The loss-of-function and triplosensitivity ratings for genes on the X chromosome are made in the context of a male genome to account for the effects of hemizygous duplications or nullizygous deletions. In contrast, disruption of some genes on the X chromosome causes male lethality and the ratings of dosage sensitivity instead take into account the phenotype in female individuals. Factors that may affect the severity of phenotypes associated with X-linked disorders include the presence of variable copies of the X chromosome (i.e. 47,XXY or 45,X) and skewed X-inactivation in females.

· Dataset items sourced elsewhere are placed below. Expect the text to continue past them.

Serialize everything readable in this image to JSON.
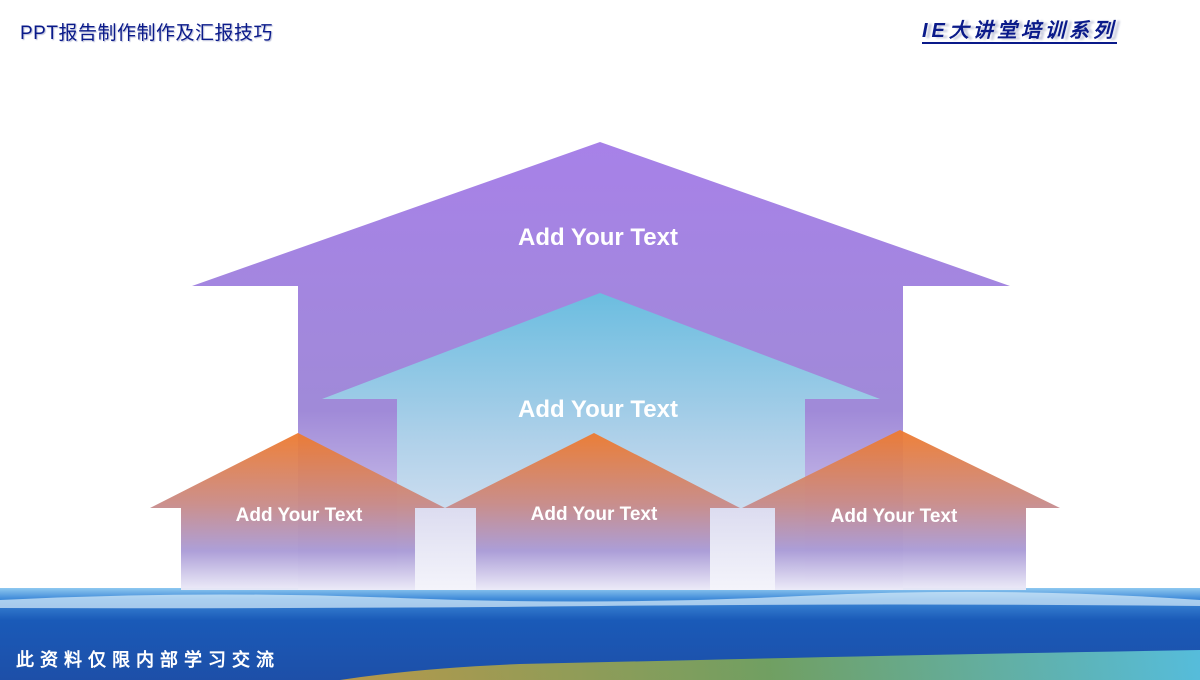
{
  "header": {
    "title": "PPT报告制作制作及汇报技巧",
    "series": "IE大讲堂培训系列"
  },
  "diagram": {
    "arrows": [
      {
        "label": "Add Your Text",
        "color": "#9b7fe0"
      },
      {
        "label": "Add Your Text",
        "color": "#6cc4e0"
      },
      {
        "label": "Add Your Text",
        "color": "#ee7d35"
      },
      {
        "label": "Add Your Text",
        "color": "#ee7d35"
      },
      {
        "label": "Add Your Text",
        "color": "#ee7d35"
      }
    ]
  },
  "footer": {
    "note": "此资料仅限内部学习交流"
  }
}
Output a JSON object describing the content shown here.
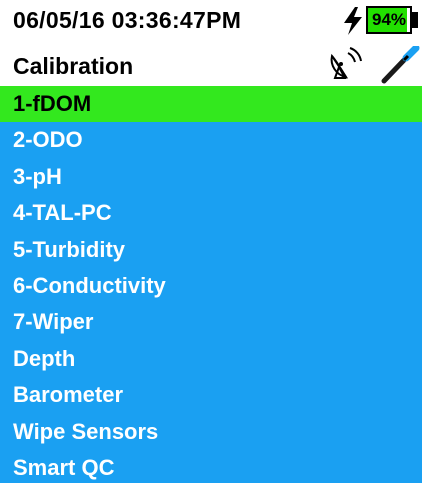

  • Triplosensitivity score: 0
  • Strength of Evidence (disclaimer): No evidence for dosage pathogenicity

The loss-of-function and triplosensitivity ratings for genes on the X chromosome are made in the context of a male genome to account for the effects of hemizygous duplications or nullizygous deletions. In contrast, disruption of some genes on the X chromosome causes male lethality and the ratings of dosage sensitivity instead take into account the phenotype in female individuals. Factors that may affect the severity of phenotypes associated with X-linked disorders include the presence of variable copies of the X chromosome (i.e. 47,XXY or 45,X) and skewed X-inactivation in females.